From a technical consideration, Paratus Managing Director, John D ‘Alton explained that ten digit numbers are allocated in ranges to each individual operator. Each range of numbers consists of 10 million telephone numbers, creating huge opportunity between the seven allocated 08 ranges to exchange numbers. D ‘Alton stated that number portability should be easy in theory, as long as all operators are aligned accordingly. However, there are two technical solutions, both of which requires a transformation of the current numbering system.

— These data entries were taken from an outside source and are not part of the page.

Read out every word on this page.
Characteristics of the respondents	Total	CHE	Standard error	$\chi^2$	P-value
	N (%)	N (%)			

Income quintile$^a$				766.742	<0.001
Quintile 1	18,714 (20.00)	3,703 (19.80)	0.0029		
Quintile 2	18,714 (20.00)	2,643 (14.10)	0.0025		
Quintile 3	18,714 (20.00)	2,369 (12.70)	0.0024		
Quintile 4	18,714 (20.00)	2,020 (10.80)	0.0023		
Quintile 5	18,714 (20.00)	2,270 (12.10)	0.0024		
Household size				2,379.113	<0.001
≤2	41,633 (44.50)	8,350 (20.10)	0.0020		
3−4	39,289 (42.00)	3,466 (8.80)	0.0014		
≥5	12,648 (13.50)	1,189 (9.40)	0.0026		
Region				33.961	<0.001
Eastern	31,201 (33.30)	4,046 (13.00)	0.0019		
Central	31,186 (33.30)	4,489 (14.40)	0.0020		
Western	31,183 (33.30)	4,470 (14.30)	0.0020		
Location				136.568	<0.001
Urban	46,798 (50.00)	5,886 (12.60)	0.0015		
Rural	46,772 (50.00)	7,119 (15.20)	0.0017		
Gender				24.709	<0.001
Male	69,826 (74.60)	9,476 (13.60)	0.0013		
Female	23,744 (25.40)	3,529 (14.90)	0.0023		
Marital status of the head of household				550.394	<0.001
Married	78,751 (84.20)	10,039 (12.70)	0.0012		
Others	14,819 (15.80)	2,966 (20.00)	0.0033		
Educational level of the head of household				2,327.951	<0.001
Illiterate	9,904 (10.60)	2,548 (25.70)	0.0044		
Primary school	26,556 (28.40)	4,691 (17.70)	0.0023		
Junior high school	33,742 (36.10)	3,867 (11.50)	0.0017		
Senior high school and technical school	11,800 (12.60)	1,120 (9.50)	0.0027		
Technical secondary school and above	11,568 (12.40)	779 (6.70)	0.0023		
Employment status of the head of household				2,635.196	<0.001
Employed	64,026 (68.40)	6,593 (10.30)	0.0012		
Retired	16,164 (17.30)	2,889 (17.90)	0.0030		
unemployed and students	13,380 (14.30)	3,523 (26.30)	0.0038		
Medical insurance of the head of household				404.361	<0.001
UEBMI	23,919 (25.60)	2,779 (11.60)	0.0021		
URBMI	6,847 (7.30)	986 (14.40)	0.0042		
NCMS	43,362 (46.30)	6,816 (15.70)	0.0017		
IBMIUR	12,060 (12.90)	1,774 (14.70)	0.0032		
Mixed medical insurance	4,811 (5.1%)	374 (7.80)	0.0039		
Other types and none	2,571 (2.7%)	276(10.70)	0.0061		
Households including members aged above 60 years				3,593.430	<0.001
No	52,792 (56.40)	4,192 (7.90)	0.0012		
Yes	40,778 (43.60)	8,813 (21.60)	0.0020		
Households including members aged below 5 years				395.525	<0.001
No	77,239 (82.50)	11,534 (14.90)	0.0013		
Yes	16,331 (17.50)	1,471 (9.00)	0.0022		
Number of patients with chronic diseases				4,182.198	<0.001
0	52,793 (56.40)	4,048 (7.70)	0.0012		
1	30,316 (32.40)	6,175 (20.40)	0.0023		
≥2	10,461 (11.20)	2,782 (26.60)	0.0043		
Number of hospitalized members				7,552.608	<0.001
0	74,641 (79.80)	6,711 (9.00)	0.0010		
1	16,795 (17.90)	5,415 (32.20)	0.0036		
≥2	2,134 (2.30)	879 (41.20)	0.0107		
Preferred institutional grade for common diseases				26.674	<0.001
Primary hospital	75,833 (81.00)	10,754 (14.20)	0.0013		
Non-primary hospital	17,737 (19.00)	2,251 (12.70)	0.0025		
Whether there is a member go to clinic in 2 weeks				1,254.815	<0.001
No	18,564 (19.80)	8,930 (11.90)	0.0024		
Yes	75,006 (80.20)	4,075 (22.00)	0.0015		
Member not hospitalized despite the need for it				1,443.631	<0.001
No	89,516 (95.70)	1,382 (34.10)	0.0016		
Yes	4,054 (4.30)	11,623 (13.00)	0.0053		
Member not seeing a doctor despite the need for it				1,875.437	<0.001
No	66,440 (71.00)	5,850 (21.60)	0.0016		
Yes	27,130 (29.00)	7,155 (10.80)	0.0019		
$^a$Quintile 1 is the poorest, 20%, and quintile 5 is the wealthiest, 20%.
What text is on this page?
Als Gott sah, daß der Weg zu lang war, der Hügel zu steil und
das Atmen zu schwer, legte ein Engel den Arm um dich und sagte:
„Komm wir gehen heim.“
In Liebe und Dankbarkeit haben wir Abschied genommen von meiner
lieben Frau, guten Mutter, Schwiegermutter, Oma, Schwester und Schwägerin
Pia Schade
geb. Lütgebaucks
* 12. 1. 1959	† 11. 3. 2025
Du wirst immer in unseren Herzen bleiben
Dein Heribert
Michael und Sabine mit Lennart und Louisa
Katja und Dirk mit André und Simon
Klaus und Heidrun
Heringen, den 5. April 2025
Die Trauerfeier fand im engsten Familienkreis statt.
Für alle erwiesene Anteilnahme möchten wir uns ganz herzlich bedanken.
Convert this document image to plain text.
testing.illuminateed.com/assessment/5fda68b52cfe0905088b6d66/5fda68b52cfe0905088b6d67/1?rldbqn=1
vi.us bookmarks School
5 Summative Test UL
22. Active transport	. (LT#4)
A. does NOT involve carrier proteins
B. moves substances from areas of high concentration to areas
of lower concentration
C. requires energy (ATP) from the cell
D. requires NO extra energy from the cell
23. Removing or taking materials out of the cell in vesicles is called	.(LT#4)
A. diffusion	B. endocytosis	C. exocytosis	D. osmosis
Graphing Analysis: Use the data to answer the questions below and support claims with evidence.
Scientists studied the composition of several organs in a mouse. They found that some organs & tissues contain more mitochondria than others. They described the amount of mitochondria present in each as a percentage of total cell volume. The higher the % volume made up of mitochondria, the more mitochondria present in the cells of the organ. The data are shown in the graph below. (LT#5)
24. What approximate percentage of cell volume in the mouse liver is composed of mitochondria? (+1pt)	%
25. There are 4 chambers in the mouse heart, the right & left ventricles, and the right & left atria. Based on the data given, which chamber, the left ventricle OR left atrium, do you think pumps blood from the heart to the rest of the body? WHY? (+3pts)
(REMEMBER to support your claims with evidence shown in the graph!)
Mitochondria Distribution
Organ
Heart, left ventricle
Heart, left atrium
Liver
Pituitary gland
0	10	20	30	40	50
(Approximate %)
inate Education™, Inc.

“Number Portability will not be enforceable and the amended regulations cannot be promulgated until all operators are aligned in terms of the technical requirements” confirmed Boonzaaier. The proposed amended regulations were gazetted on 30 June this year. These amendments deal exclusively with Number Portability, Numbering License Fees and the Procedures for Number Licences. The deadline for response by the public was on 25 July, the day CRAN convened the public hearing.
CRAN, however, has the authority to invoke Section 114 and 115 of the Communications Regulatory Authority Act which allows for penalties. But it is an open question whether the regulator will act against telecommunications operators as it has to treat all operators in the same manner. “As custodian of the Communications Act, CRAN may not act prejudicially and should act fairly in consideration of any potential penalty applications” he said.
Recently CRAN indicated that one year will be allowed from the time of promulgation of the amended regulations to the deadline for compliance but it did not indicate when promulgation can be expected.
“All operators need to align their operations in terms of the Number Plan to provide for Number Portability” D ‘Alton said.
The National Numbering Plan is country specific, having to conform to the world format for the allocation of telephone numbers as regulated by the International Telecommunications Union, a United Nations Agency. Namibia’s National Numbering Plan must also conform to the broader SADC Numbering Plan for ratification by the ITU.